Phase I/II study of bortezomib (VELCADE) plus rituximab-hyperCVAD alternating with bortezomib plus rituximab-high dose methotrexate/cytarabine in patients with untreated aggressive mantle cell lymphoma
The goal of this clinical research study is to learn if bortezomib (in combination with rituximab plus 2 different intensive chemotherapy regimens) can help to control the disease in patients with mantle cell lymphoma. The safety of these drug combinations will also be studied.
Disease Group: Lymphoma
Treatment Agent: Bortezomib
Treatment Location: Independent Multicenter Arrangements
Estimatated Length of Stay in Houston: Four days every 6 weeks. Occasionally additional 5 days every 3 weeks.
Return Visit: The study patients who start therapy at MDACC will remain in Houston to receive all of their therapy.
Home Care: N/A
Phase I: The primary objective of this study is to: · Determine the safety and the maximum tolerated dose (MTD) of bortezomib when added to the combination of rituximab, methotrexate, and cytarabine alternating with bortezomib, rituximab-hyperCVAD in patients with untreated aggressive mantle cell lymphoma. The secondary objectives of this study are to: · Evaluate overall response rate, complete remission rate, overall survival, and duration of remission. Phase II: The primary objective of this phase of the study is to: Evaluate the time to failure (TTF) rate following therapy with bortezomib plus rituximab-hyperCVAD alternating with bortezomib plus rituximab-high dose methotrexate/cytarabine in patients between 18 and 79 years of age with untreated aggressive mantle cell lymphoma. The secondary objective of this phase of the study is to: · Evaluate overall response rate, overall survival, and duration of remission. · Evaluate toxicity of the combination regimen. · Correlate outcome with pretreatment markers.

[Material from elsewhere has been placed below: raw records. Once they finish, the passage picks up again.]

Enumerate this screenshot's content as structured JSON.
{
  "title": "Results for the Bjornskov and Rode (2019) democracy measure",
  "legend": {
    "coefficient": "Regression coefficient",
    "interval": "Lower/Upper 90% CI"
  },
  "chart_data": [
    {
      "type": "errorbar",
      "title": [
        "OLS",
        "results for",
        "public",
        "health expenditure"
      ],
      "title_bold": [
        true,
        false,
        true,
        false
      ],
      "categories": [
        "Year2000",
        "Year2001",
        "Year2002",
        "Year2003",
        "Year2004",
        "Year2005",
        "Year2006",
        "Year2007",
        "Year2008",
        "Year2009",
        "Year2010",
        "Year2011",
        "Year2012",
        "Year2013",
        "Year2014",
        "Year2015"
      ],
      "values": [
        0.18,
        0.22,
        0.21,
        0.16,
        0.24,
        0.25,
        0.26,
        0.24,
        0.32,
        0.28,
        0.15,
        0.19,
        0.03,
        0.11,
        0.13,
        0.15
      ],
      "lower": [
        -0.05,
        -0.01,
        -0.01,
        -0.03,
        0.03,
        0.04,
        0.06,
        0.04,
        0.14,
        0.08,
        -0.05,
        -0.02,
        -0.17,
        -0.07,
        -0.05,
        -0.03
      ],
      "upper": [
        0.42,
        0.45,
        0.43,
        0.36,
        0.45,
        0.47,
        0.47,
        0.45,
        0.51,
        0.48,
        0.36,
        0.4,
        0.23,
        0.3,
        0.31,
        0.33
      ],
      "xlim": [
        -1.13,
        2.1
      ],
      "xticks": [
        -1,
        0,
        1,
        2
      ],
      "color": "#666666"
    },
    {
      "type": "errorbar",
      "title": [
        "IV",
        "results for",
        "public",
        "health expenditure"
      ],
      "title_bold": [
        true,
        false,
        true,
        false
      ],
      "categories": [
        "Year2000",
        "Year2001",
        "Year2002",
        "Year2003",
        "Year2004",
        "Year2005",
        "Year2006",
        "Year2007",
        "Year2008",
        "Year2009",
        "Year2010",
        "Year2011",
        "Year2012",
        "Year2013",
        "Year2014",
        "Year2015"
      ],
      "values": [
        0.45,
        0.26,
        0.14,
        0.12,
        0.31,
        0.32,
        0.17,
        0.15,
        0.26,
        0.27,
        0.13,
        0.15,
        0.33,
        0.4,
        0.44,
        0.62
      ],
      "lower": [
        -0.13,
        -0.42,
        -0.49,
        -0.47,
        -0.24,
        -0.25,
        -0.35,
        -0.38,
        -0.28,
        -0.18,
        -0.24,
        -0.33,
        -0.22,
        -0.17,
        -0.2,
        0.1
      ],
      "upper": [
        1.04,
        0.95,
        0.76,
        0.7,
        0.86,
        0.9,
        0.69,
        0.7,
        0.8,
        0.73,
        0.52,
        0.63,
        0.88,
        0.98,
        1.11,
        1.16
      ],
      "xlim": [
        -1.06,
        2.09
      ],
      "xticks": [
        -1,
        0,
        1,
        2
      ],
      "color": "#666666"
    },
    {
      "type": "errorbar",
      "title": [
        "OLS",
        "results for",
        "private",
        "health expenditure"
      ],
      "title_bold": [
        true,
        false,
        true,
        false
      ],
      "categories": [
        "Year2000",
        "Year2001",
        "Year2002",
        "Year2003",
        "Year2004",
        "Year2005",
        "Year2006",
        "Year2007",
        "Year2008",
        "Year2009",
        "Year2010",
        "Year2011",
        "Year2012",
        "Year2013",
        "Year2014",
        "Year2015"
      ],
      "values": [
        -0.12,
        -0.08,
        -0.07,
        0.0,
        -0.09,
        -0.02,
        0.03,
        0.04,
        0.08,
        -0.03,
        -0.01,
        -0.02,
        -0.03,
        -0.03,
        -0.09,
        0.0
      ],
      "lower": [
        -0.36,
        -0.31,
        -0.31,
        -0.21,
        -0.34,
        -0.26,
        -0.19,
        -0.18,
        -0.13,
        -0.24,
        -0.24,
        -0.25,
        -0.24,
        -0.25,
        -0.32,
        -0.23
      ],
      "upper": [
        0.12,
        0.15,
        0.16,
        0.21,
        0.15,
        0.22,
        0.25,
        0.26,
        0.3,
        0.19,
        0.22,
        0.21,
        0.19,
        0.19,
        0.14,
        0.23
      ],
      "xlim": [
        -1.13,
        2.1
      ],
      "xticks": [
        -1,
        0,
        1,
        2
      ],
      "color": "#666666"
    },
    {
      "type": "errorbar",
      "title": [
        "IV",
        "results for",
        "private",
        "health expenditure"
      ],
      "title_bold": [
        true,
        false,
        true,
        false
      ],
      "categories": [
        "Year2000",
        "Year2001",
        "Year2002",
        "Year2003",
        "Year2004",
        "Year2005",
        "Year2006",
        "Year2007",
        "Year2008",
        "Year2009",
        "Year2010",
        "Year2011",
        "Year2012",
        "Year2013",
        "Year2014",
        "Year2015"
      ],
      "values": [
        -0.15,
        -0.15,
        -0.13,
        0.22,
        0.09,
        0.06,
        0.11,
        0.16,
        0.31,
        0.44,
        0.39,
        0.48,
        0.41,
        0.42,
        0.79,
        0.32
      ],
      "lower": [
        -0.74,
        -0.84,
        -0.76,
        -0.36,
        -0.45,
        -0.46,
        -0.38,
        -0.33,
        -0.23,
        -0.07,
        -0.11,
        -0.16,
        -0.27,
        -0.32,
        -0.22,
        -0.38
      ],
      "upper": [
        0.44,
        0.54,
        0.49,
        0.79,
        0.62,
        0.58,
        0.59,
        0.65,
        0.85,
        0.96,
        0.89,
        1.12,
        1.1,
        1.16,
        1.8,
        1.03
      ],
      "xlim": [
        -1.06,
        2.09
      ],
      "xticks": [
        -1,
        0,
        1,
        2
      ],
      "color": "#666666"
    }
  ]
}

IRB Review and Approval Date: 11/16/2006
Recruitment Status: Closed
Projected Accrual: 110
1) Confirmed diagnosis of previously untreated nodular or diffuse mantle
cell lymphoma and their blastoid cytologic variant.
2) ECOG Performance status of 0, 1, or 2.
3) Serum bilirubin <1.5mg/dl and serum creatinine < 2.0 mg/dl within 14 dyas before enrollment (unless higher levels are due to lymphoma)
4) Platelet count>100,000/mm^3 and absolute neutrophil count (ANC)>1,000/mm^3 within 14 days before enrollment (unless due to lymphoma).
5) Cardiac ejection fraction >/= 50% by ECHO or MUGA.
6) Age 18 years to 79 years.
7) Patients must be willing to receive transfusions of blood products.
8) Voluntary written IRB-approved informed consent before performance of any study-related procedure not part of normal medical care, with the understanding that consent may be withdrawn by the subject at any time without prejudice to future medical care.
9) Female subject is either post-menopausal for at least 1 year before the Screening visit or surgically sterilized or if they are of childbearing potential, agree to practice 2 effective methods of birth control, at the same time (i.e., a hormonal contraceptive, intra-uterine device, diaphragm with spermicide, condom with spermicide, or abstinence) from the time of signing the informed consent through 30 days after the last dose of study treatment, or agree to completely abstain from heterosexual intercourse.
10) Male subject, even if surgically sterilized (ie, status post vasectomy) agrees to practice effective barrier contraception during the entire study treatment period and through 30 days after the last dose of study treatment, or agree to completely abstain from heterosexual intercourse.
1) HIV infection.
2) CNS involvement.
3) Co-morbid medical or psychiatric illnesses that preclude treatment with intense dose chemotherapy.
4) Concurrent or previous malignancy with < 90% probability of survival at 5 years.
5) Patient has >/= Grade 2 peripheral neuropathy within 14 days before enrollment.
6) Myocardial infarction within 6 months prior to enrollment or has New York Heart Association (NYHA) Class III or IV heart failure, uncontrolled angina, severe uncontrolled ventricular arrhythmias, or electrocardiographic evidence of acute ischemia or active conduction system abnormalities. Prior to study entry, any ECG abnormality at Screening has to be documented by the investigator as not medically relevant.
7) Patient has hypersensitivity to bortezomib, boron or mannitol.
8) Female subject is pregnant or breast-feeding. Confirmation that the subject is not pregnant must be established by a negative serum B-human chorionic gonadotropin (B-hCG) pregnancy test result obtained during screening. Pregnancy testing is not required for post-menopausal or surgically sterilized women.
9) Participating in clinical trials with other investigational agents not included in this trial within 14 days of the start of this trial and throughout the duration of this trial.
10) Radiation therapy within 3 weeks before randomization. Enrollment of subjects who require concurrent radiotherapy (which must be localized in its field size) should be deferred until the radiotherapy is completed and 3 weeks have elapsed since the last date of therapy.